Pakistan boots Save the Children staff over links to doctor Shakil Afridi, who helped CIA

This photo taken on July 9, 2010 shows Pakistani doctor Shakil Afridi taken in Pakistani tribal area of Jamrud in Khyber region. Pakistani doctor Afridi, who helped the U. S. track down Osama bin Laden, was sentenced to 33 years in prison on Wednesday for conspiring against the state, officials said. CBS/AP

Shakil Afridi seen over an image of Osama bin Laden's now-leveled compound in Abbottabad
Pakistani doctor Shakil Afridi seen over an image of Osama bin Laden's now-leveled compound in Abbottabad, Pakistan.
CBS/AP

(CBS News) ISLAMABAD - Pakistan has ordered Save the Children's foreign staff members to leave the country within two weeks - a decision apparently taken over the government's suspicions that the global charity facilitated a false vaccination program that may have helped the CIA track down Osama bin Laden in the northern city of Abbottabad last year.

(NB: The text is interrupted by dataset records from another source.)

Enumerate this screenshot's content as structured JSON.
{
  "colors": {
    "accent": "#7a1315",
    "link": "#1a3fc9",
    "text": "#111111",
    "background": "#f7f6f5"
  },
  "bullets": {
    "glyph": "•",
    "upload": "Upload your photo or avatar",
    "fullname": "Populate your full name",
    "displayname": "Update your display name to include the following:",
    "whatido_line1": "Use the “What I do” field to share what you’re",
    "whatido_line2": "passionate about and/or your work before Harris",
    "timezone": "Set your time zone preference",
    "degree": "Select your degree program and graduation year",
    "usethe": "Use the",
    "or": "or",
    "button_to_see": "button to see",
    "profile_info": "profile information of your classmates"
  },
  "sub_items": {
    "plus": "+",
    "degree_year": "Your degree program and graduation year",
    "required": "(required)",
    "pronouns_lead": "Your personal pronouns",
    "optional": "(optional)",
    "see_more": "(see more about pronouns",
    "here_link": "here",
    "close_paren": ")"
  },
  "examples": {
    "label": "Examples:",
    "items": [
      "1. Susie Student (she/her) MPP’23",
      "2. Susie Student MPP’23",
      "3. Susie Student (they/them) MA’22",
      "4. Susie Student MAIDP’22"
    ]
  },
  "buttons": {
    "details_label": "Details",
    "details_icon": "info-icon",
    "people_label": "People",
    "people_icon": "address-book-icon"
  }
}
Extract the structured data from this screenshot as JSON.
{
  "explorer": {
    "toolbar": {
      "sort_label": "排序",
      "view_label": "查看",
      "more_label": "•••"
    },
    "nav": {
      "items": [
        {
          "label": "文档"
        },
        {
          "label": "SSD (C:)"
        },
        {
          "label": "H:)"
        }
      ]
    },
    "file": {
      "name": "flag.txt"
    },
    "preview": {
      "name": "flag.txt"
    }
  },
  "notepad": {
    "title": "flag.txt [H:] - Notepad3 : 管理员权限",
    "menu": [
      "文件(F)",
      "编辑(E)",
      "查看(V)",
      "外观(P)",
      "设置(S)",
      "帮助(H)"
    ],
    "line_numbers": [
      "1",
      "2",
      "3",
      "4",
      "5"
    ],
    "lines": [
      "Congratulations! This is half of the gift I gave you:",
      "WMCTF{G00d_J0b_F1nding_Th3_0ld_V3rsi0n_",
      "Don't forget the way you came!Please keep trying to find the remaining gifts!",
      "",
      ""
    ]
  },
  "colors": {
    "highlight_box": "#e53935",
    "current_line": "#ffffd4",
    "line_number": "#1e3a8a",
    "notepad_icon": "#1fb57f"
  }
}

"I can confirm that the Pakistani government has asked our expatriate staff to leave the country within two weeks. Altogether, this decision will affect six of our non Pakistani colleagues", Ghulam Qadri, the group's head of program and planning in Islamabad, told CBS News. Qadri said Pakistani authorities had given his organization no explanation for the expulsion.

A senior Pakistani government official who deals with security affairs, however, told CBS News on condition of anonymity that the decision was prompted by, "the reluctance of Save the Children to cooperate with the Pakistani government" in the case of Doctor Shakil Afridi.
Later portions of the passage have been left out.